É notório que os chilenos ainda não se conciliaram com o seu passado, nem perdoaram as consequências de uma ditadura sangrenta, apesar de simbolicamente durante do governo de Michele Bachelet se terem reabilitado algumas das personalidades da luta contra a ditadura. Quando perceberam que o seu passado se fundia com o seu presente e que as grandes manifestações estudantis de 2013 eram apenas um indicador do que viria a acontecer, declararam que o milagre chileno tinha desaparecido. E, então, às manifestações muito audíveis em todos os cantos das cidades, juntou-se o canto e a dança.

Manifestações que cantam e dançam, mesmo quando matam

Sem conseguirmos desenvolver as nossas atividades, o nosso grupo de investigação decidiu regressar aos países de origem.
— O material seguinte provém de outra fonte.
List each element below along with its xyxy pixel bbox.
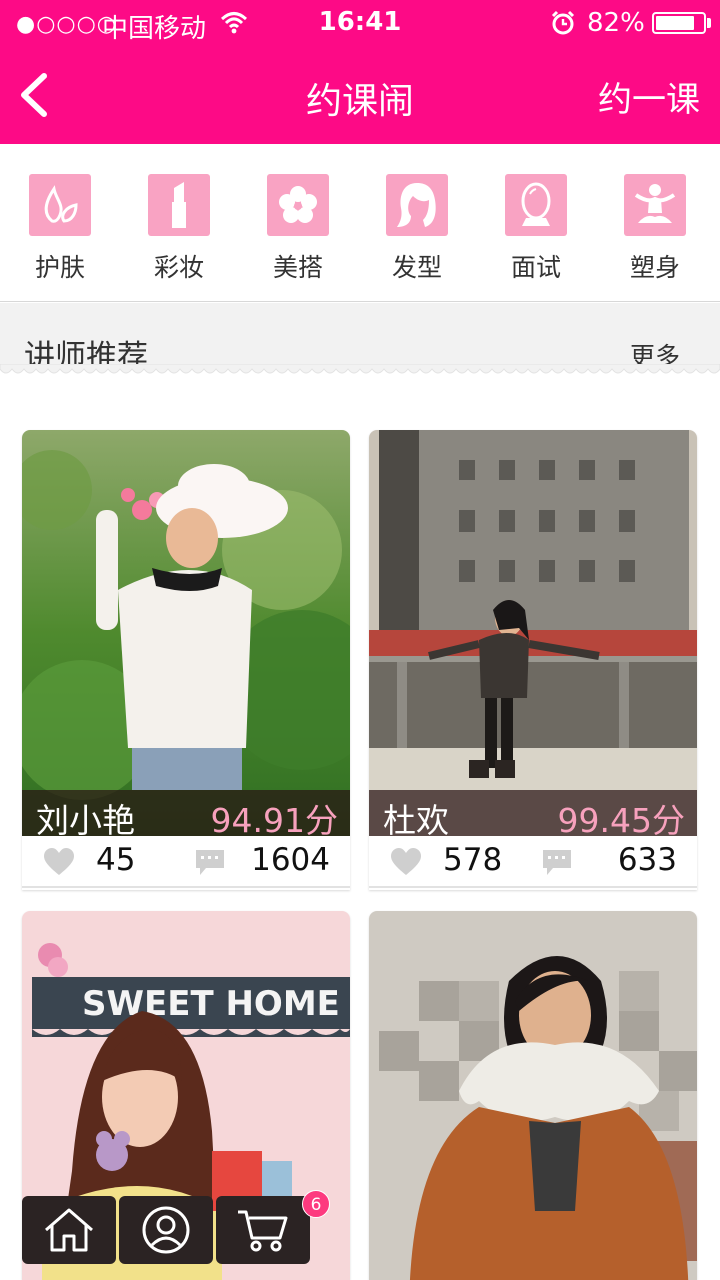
teacher-score: 99.45分 (557, 801, 685, 840)
yoga-icon (624, 174, 686, 236)
comment-icon[interactable] (543, 850, 571, 876)
category-label: 彩妆 (153, 253, 204, 282)
category-body-shaping[interactable]: 塑身 (595, 174, 715, 284)
nav-bar: 约课闹 约一课 (0, 46, 720, 144)
hair-icon (386, 174, 448, 236)
comment-icon[interactable] (196, 850, 224, 876)
battery-tip (707, 18, 711, 28)
teacher-photo (369, 911, 697, 1280)
lipstick-icon (148, 174, 210, 236)
comment-count: 633 (617, 842, 677, 878)
category-skincare[interactable]: 护肤 (0, 174, 120, 284)
battery-percent: 82% (587, 8, 645, 38)
category-label: 面试 (510, 253, 561, 282)
skincare-icon (29, 174, 91, 236)
flower-icon (267, 174, 329, 236)
like-count: 45 (96, 842, 136, 878)
comment-count: 1604 (251, 842, 330, 878)
heart-icon[interactable] (44, 848, 74, 876)
category-hairstyle[interactable]: 发型 (357, 174, 477, 284)
battery-icon (652, 12, 706, 34)
book-class-button[interactable]: 约一课 (598, 72, 700, 121)
recommended-teachers-header: 讲师推荐 更多 (0, 303, 720, 375)
teacher-info-bar: 杜欢 99.45分 (369, 790, 697, 840)
teacher-card[interactable]: 刘小艳 94.91分 45 1604 (22, 430, 350, 890)
teacher-score: 94.91分 (210, 801, 338, 840)
teacher-card[interactable]: 杜欢 99.45分 578 633 (369, 430, 697, 890)
like-count: 578 (443, 842, 503, 878)
teacher-name: 刘小艳 (36, 801, 135, 840)
teacher-photo (22, 430, 350, 836)
category-label: 护肤 (34, 253, 85, 282)
photo-sign: SWEET HOME (82, 984, 340, 1024)
category-outfit[interactable]: 美搭 (238, 174, 358, 284)
tab-cart[interactable] (216, 1196, 310, 1264)
teacher-name: 杜欢 (383, 801, 449, 840)
teacher-photo (369, 430, 697, 836)
status-bar: ●○○○○ 中国移动 16:41 82% (0, 0, 720, 46)
heart-icon[interactable] (391, 848, 421, 876)
tab-profile[interactable] (119, 1196, 213, 1264)
category-makeup[interactable]: 彩妆 (119, 174, 239, 284)
battery-level (656, 16, 694, 30)
category-label: 发型 (391, 253, 442, 282)
tab-home[interactable] (22, 1196, 116, 1264)
scallop-divider (0, 364, 720, 374)
teacher-stats: 578 633 (369, 836, 697, 888)
profile-icon (142, 1206, 190, 1254)
category-interview[interactable]: 面试 (476, 174, 596, 284)
teacher-stats: 45 1604 (22, 836, 350, 888)
alarm-icon (551, 10, 575, 35)
mirror-icon (505, 174, 567, 236)
category-label: 塑身 (629, 253, 680, 282)
teacher-info-bar: 刘小艳 94.91分 (22, 790, 350, 840)
home-icon (45, 1208, 93, 1252)
cart-icon (238, 1210, 288, 1252)
category-label: 美搭 (272, 253, 323, 282)
teacher-card[interactable] (369, 911, 697, 1280)
category-bar: 护肤 彩妆 美搭 发型 面试 塑身 (0, 144, 720, 302)
cart-badge: 6 (302, 1190, 330, 1218)
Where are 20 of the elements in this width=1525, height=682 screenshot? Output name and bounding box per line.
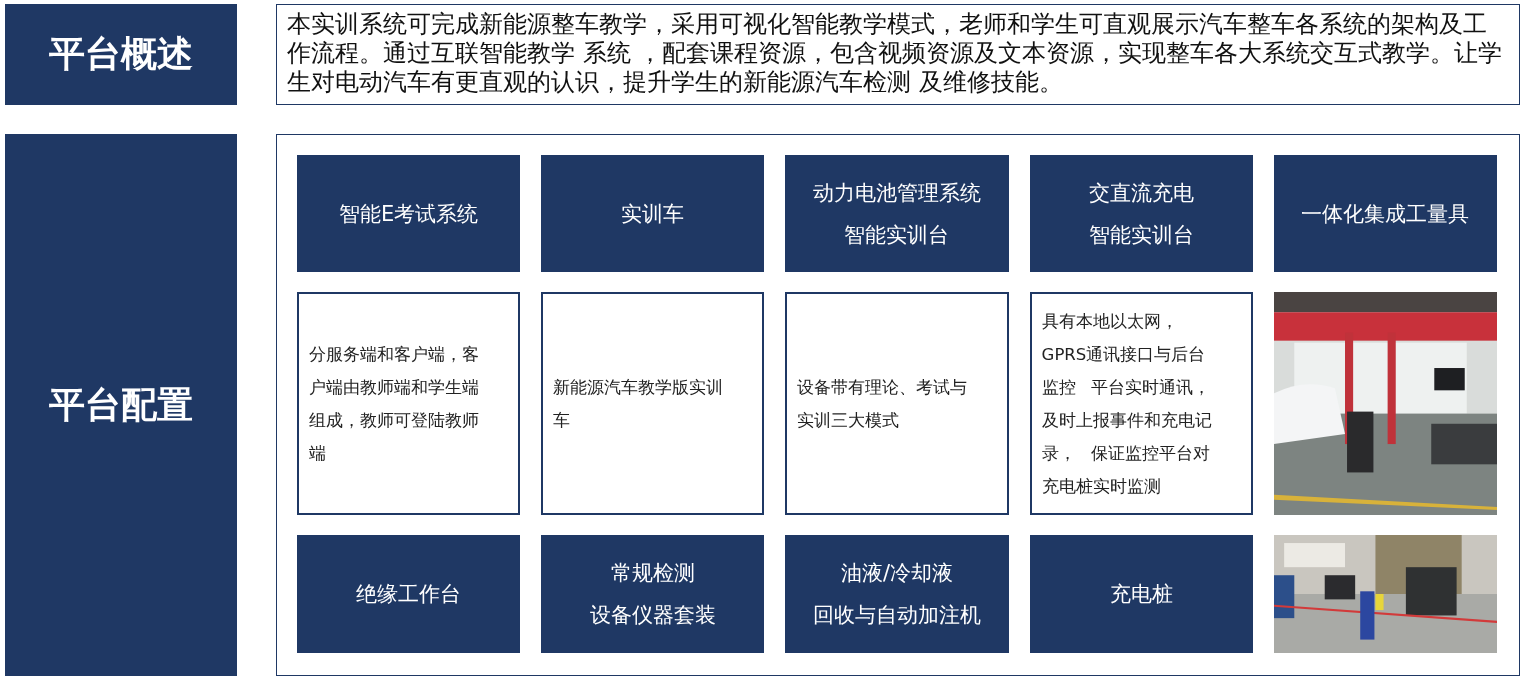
tile-label: 交直流充电 [1088, 179, 1194, 207]
overview-paragraph: 本实训系统可完成新能源整车教学，采用可视化智能教学模式，老师和学生可直观展示汽车整车各系统的架构及工作流程。通过互联智能教学 系统 ，配套课程资源，包含视频资源及文本资源，实现整车各大系统交互式教学。让学生对电动汽车有更直观的认识，提升学生的新能源汽车检测 及维修技能。 [276, 4, 1520, 105]
description-text: 分服务端和客户端，客户端由教师端和学生端组成，教师可登陆教师端 [309, 343, 480, 465]
section-label: 平台概述 [5, 4, 237, 105]
tile-label: 实训车 [621, 200, 685, 228]
description-text: 设备带有理论、考试与实训三大模式 [797, 376, 969, 432]
tile-label: 充电桩 [1109, 581, 1173, 608]
tile-label: 绝缘工作台 [356, 581, 462, 608]
tile-label: 一体化集成工量具 [1301, 200, 1470, 228]
tile-label: 动力电池管理系统 [813, 179, 981, 207]
tile-label: 油液/冷却液 [840, 560, 954, 587]
tile-label: 智能E考试系统 [338, 200, 479, 228]
tile-label: 回收与自动加注机 [813, 602, 981, 629]
description-text: 具有本地以太网，GPRS通讯接口与后台监控 平台实时通讯，及时上报事件和充电记录， 保证监控平台对充电桩实时监测 [1041, 310, 1213, 498]
tile-label: 智能实训台 [1088, 221, 1194, 249]
section-label: 平台配置 [5, 134, 237, 676]
tile-label: 设备仪器套装 [589, 602, 716, 629]
tile-label: 智能实训台 [844, 221, 950, 249]
tile-label: 常规检测 [610, 560, 695, 587]
description-text: 新能源汽车教学版实训车 [553, 376, 725, 432]
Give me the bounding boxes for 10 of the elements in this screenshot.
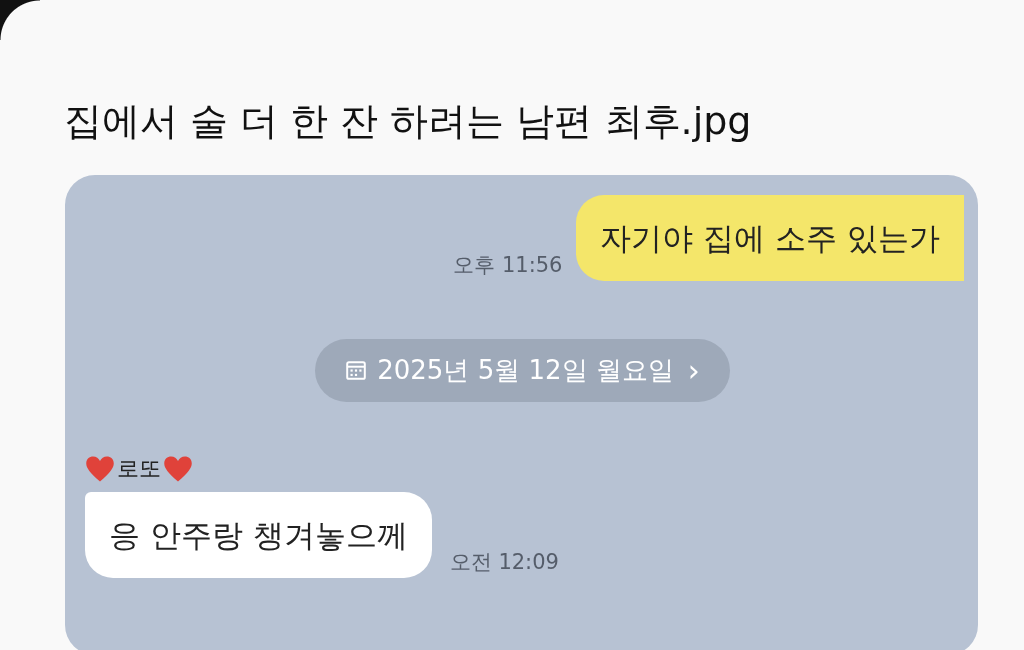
sent-message-bubble: 자기야 집에 소주 있는가 xyxy=(576,194,964,281)
calendar-icon xyxy=(345,359,368,382)
message-time: 오전 12:09 xyxy=(449,548,559,576)
message-time: 오후 11:56 xyxy=(453,251,563,279)
received-message-bubble: 응 안주랑 챙겨놓으께 xyxy=(85,491,432,578)
heart-icon xyxy=(163,454,193,483)
date-divider[interactable]: 2025년 5월 12일 월요일 › xyxy=(315,338,730,402)
heart-icon xyxy=(85,454,115,483)
sender-name: 로또 xyxy=(117,454,161,483)
post-title: 집에서 술 더 한 잔 하려는 남편 최후.jpg xyxy=(64,99,753,145)
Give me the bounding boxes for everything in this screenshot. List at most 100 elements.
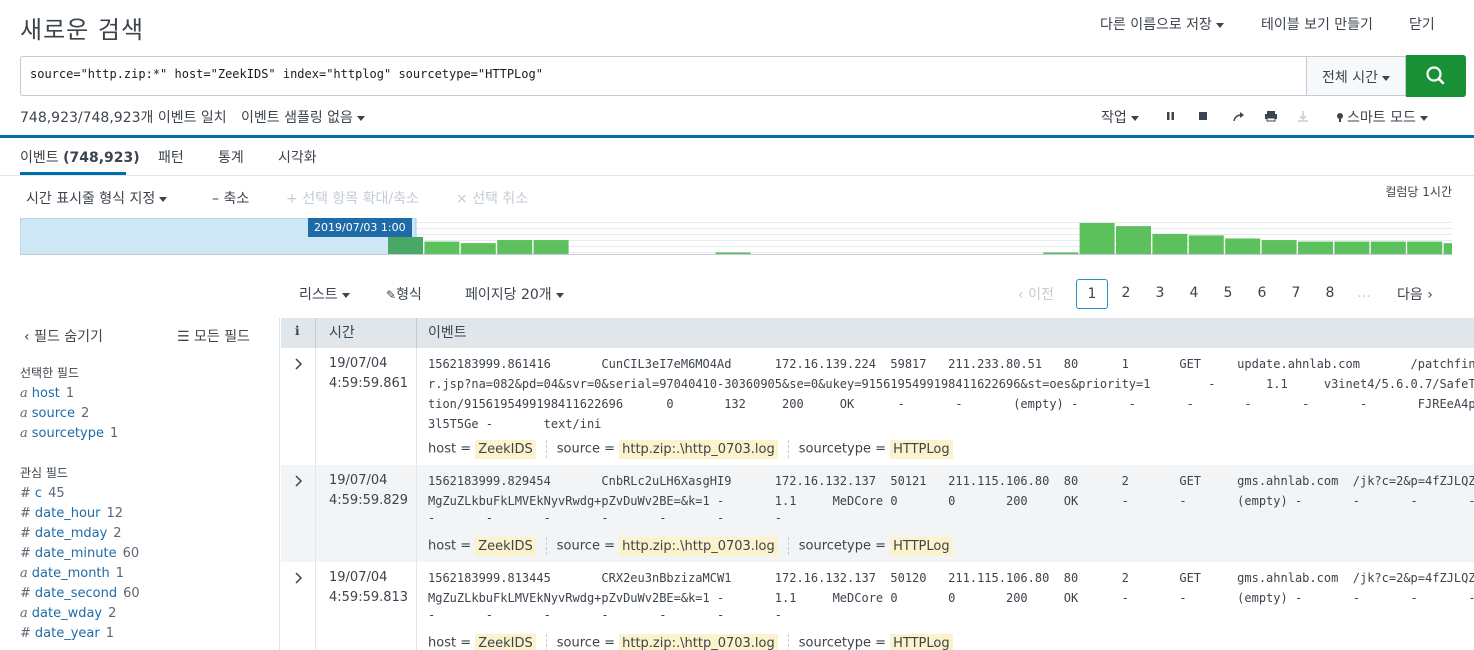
create-table-view-link[interactable]: 테이블 보기 만들기	[1261, 14, 1373, 34]
timeline-bar[interactable]	[1116, 226, 1151, 254]
share-button[interactable]	[1228, 106, 1250, 126]
timeline-bar[interactable]	[1443, 243, 1452, 254]
meta-host-value[interactable]: ZeekIDS	[475, 536, 536, 556]
per-column-label: 컬럼당 1시간	[1385, 185, 1452, 199]
expand-chevron-icon[interactable]	[291, 356, 307, 372]
meta-host-value[interactable]: ZeekIDS	[475, 439, 536, 459]
meta-sourcetype-value[interactable]: HTTPLog	[890, 439, 953, 459]
pause-button[interactable]	[1160, 106, 1182, 126]
timeline-bar[interactable]	[388, 236, 423, 254]
info-column-header: i	[295, 324, 300, 338]
stop-button[interactable]	[1192, 106, 1214, 126]
page-2[interactable]: 2	[1110, 279, 1142, 309]
save-as-menu[interactable]: 다른 이름으로 저장	[1100, 14, 1224, 34]
field-sourcetype[interactable]: a sourcetype 1	[20, 426, 118, 441]
column-divider	[315, 562, 316, 650]
timeline-bar[interactable]	[460, 243, 496, 254]
timeline-bar[interactable]	[1261, 240, 1297, 254]
next-page-label: 다음	[1397, 287, 1423, 303]
prev-page-button[interactable]: ‹ 이전	[1018, 284, 1054, 304]
field-source[interactable]: a source 2	[20, 406, 89, 421]
timeline-bar[interactable]	[715, 252, 751, 254]
tab-visualization[interactable]: 시각화	[278, 147, 317, 167]
timeline-chart[interactable]	[20, 218, 1452, 255]
meta-host-value[interactable]: ZeekIDS	[475, 633, 536, 650]
timeline-selected-date: 2019/07/03 1:00	[308, 218, 412, 237]
timeline-bar[interactable]	[1298, 241, 1333, 254]
all-fields-button[interactable]: ☰ 모든 필드	[177, 326, 250, 346]
field-count: 1	[105, 626, 115, 641]
string-type-icon: a	[20, 566, 28, 581]
close-link[interactable]: 닫기	[1409, 14, 1435, 34]
field-name: date_minute	[34, 546, 117, 561]
field-date-month[interactable]: a date_month 1	[20, 566, 124, 581]
zoom-out-button[interactable]: – 축소	[212, 188, 249, 208]
per-page-menu[interactable]: 페이지당 20개	[465, 284, 564, 304]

Alguns colegas de outros países latino-americanos nem tinham chegado a juntar-se a nós. Nesse dia em que regressámos, mais precisamente a 25 de outubro, realizava-se uma enorme manifestação em todas as cidades do Chile. Nessas manifestações cantou-se a música “El derecho de vivir en paz”. Tinha-se encontrado um hino para a revolta e evocava-se a canção que Víctor Jara, assassinado pela ditadura de Pinochet, dedicara ao povo do Vietname, então em guerra, evocando o seu direito à paz.

Recuperando esta música, os jovens e artistas que a tocaram reconheciam que a primeira fonte de conflito que necessita de reconciliação é a interna. Uma nova versão surgiu e o hino alastrou.

No meio de toda a violência, nestas manifestações houve tempo para cantar, dançar, evocar memórias, recuperar vozes tragicamente silenciadas e até para encontrar novos heróis. O “Negro Matapacos”, um cão que foi ícone das manifestações estudantis de 2013 ou o “Pikachu” que dançava durante as manifestações são símbolos da reivindicação de um novo pacto social. O Chile procura-se a si próprio, buscando a reconciliação que apenas virá com a mudança. Na semana passada, finalmente, os manifestantes receberam a notícia de que seria iniciado o processo de mudança constitucional. Mas a população ainda pede mais. Quer sentir-se representada, quer apropriar-se do seu país e das suas memórias. Irá conseguir?

A verdade é que o Chile não está sozinho nessa busca de representatividade e identidade. Olhemos em redor e vejamos como proliferam as manifestações, sem liderança definida e organizada, mas que demonstram como o exercício do poder se afastou da realidade que as comunidades vivem. A democracia não acabou, tal como também não se deu o fim da história. A democracia é um processo em construção. A democracia ateniense não é a democracia liberal, nem esta última será o modelo eterno de democracia. Cada regime democrático é condicionado pelo seu tempo e, se se mudam os tempos, mudam-se as vontades, como disse o poeta Luís de Camões e cantou o recentemente desaparecido José Mário Branco.

O Chile é apenas um dos casos em que a explosão social não pôde ser mais contida. Onde estarão os outros “Negro Matapacos”, “Pareman” y “Baila Pikachu”?